Expressions such as \[ \frac{1}{(1-x)(1+x)} \quad \text{or} \quad \frac{2x+3}{(1-x)(1+2x)} \] are often easier to expand after first splitting them into simpler fractions.

Then each simpler fraction can be expanded using the binomial formula or standard series forms.

1. Decompose the expression into partial fractions.
2. Rewrite each part into a form suitable for binomial expansion, usually \((1+u)^n\).
3. Expand each part to the required power of \(x\).
4. Combine like terms.
5. Read off the coefficient of the required power.

\[ (1+u)^n = 1 + nu + \frac{n(n-1)}{2}u^2 + \frac{n(n-1)(n-2)}{6}u^3 + \cdots \]

Especially useful cases:

\[ (1-u)^{-1} = 1 + u + u^2 + u^3 + \cdots \]

\[ (1+u)^{-1} = 1 - u + u^2 - u^3 + \cdots \]

\[ (1+u)^{-2} = 1 - 2u + 3u^2 - 4u^3 + \cdots \]

Find the coefficient of \(x^3\) in the expansion of

\[ \frac{1}{(1-x)(1+x)}. \]

Step 1: Decompose into partial fractions.

\[ \frac{1}{(1-x)(1+x)}=\frac{A}{1-x}+\frac{B}{1+x} \]

\[ 1=A(1+x)+B(1-x) \]

Let \(x=1\): \(\;1=2A\Rightarrow A=\frac12\)

Let \(x=-1\): \(\;1=2B\Rightarrow B=\frac12\)

So \[ \frac{1}{(1-x)(1+x)}=\frac{1}{2(1-x)}+\frac{1}{2(1+x)}. \]

Step 2: Expand each part.

\[ \frac{1}{1-x}=1+x+x^2+x^3+\cdots \]

\[ \frac{1}{1+x}=1-x+x^2-x^3+\cdots \]

Therefore \[ \frac{1}{2(1-x)}+\frac{1}{2(1+x)} = \frac12(1+x+x^2+x^3+\cdots) + \frac12(1-x+x^2-x^3+\cdots) \]

\[ =1+x^2+x^4+\cdots \]

Find the coefficient of \(x^2\) in the expansion of

\[ \frac{3}{(1-x)(1+2x)}. \]

Step 1: Decompose.

\[ \frac{3}{(1-x)(1+2x)}=\frac{A}{1-x}+\frac{B}{1+2x} \]

\[ 3=A(1+2x)+B(1-x) \]

Let \(x=1\): \(\;3=3A\Rightarrow A=1\)

Let \(x=-\frac12\): \(\;3=\frac32 B\Rightarrow B=2\)

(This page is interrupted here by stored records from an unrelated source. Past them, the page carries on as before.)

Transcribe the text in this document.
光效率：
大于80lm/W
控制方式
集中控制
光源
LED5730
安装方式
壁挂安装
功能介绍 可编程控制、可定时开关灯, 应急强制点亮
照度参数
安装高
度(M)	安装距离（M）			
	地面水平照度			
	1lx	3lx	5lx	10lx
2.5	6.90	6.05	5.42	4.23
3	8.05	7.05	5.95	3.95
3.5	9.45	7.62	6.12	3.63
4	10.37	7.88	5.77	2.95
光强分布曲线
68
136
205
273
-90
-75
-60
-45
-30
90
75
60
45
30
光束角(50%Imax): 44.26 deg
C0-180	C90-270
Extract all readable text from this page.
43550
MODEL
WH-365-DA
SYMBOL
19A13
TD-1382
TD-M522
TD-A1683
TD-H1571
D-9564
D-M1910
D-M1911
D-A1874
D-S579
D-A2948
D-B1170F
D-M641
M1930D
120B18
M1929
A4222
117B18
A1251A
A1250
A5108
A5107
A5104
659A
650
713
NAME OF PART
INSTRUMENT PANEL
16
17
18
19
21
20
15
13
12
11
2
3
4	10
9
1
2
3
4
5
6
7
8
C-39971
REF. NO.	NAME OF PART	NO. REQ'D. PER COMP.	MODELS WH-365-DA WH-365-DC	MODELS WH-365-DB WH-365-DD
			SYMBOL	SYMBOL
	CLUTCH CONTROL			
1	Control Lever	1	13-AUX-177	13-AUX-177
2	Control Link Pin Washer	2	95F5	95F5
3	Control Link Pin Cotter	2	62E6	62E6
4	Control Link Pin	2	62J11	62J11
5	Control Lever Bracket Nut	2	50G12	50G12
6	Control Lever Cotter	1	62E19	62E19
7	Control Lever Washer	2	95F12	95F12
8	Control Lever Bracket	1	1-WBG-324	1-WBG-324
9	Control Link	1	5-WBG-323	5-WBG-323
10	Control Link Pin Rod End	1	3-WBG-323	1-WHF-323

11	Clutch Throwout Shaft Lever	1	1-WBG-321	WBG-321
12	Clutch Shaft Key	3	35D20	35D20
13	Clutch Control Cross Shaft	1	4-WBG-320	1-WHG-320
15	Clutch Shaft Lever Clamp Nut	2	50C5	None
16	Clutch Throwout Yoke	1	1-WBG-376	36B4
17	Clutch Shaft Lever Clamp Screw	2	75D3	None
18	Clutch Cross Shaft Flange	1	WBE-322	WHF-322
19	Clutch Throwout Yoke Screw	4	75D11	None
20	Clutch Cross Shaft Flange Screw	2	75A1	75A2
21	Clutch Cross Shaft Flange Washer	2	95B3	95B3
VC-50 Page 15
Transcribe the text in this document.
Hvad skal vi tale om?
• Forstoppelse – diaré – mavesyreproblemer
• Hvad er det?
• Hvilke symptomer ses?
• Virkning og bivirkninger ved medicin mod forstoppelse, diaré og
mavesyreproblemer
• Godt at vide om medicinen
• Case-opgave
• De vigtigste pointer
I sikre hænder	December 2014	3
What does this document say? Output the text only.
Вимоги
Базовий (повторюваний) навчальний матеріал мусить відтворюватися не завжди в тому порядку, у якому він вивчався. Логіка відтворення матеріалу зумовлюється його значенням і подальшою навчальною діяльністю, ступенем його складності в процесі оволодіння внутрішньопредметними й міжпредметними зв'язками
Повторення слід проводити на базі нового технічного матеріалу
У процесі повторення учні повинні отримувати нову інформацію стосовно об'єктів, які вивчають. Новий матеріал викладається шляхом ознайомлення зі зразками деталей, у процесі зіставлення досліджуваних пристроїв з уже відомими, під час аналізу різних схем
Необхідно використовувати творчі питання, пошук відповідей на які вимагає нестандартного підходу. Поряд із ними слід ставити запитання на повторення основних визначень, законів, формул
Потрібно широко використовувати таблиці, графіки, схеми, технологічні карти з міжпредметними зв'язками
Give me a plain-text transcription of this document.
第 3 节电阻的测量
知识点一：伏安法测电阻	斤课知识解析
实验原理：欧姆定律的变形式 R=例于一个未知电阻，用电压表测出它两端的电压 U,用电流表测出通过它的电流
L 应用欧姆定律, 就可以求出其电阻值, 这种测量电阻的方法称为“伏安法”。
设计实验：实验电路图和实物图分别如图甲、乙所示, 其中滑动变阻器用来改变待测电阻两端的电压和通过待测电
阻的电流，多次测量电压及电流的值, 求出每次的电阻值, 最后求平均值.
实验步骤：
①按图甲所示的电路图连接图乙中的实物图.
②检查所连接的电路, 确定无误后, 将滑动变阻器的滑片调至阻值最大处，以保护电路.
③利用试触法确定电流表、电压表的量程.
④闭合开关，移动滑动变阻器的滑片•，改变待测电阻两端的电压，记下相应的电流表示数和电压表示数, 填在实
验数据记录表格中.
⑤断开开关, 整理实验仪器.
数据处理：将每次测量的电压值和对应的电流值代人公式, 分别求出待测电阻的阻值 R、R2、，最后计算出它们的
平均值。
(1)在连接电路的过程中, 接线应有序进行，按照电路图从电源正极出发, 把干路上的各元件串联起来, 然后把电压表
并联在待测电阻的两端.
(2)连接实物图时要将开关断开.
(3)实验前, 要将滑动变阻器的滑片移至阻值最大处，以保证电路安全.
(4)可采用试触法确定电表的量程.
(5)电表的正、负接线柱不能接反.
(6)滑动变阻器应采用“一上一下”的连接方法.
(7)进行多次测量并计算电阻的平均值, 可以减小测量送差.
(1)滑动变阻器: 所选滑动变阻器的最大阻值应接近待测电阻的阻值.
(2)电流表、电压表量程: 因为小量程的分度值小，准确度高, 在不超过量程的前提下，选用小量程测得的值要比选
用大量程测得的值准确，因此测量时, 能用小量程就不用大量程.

So \[ \frac{3}{(1-x)(1+2x)}=\frac{1}{1-x}+\frac{2}{1+2x}. \]

Step 2: Expand.

\[ \frac{1}{1-x}=1+x+x^2+x^3+\cdots \]

\[ \frac{2}{1+2x}=2(1+2x)^{-1} =2(1-2x+4x^2-8x^3+\cdots) \]

\[ =2-4x+8x^2-16x^3+\cdots \]

Add: \[ \frac{3}{(1-x)(1+2x)} = (1+x+x^2+\cdots)+(2-4x+8x^2+\cdots) \]

So the \(x^2\)-term is \[ x^2+8x^2=9x^2. \]

Find the coefficient of \(x^3\) in the expansion of

\[ \frac{1}{(1-x)(1-2x)}. \]

Step 1: Decompose.

\[ \frac{1}{(1-x)(1-2x)}=\frac{A}{1-x}+\frac{B}{1-2x} \]

\[ 1=A(1-2x)+B(1-x) \]

Let \(x=1\): \(\;1=-A\Rightarrow A=-1\)

Let \(x=\frac12\): \(\;1=\frac12 B\Rightarrow B=2\)

Hence \[ \frac{1}{(1-x)(1-2x)}=-\frac{1}{1-x}+\frac{2}{1-2x}. \]

Step 2: Expand.

\[ -\frac{1}{1-x}=-(1+x+x^2+x^3+\cdots) \]

\[ \frac{2}{1-2x}=2(1+2x+4x^2+8x^3+\cdots) \]

\[ =2+4x+8x^2+16x^3+\cdots \]

So the \(x^3\)-term is \[ -x^3+16x^3=15x^3. \]

• After decomposition, each term must be expanded separately.
• Rewrite expressions carefully into the form \((1+u)^n\).
• Be careful with signs, especially in \((1+u)^{-1}\) and \((1-u)^{-1}\).
• If the question asks for a coefficient only, you do not need the full expansion.
• Stop as soon as you have enough terms to identify the required coefficient.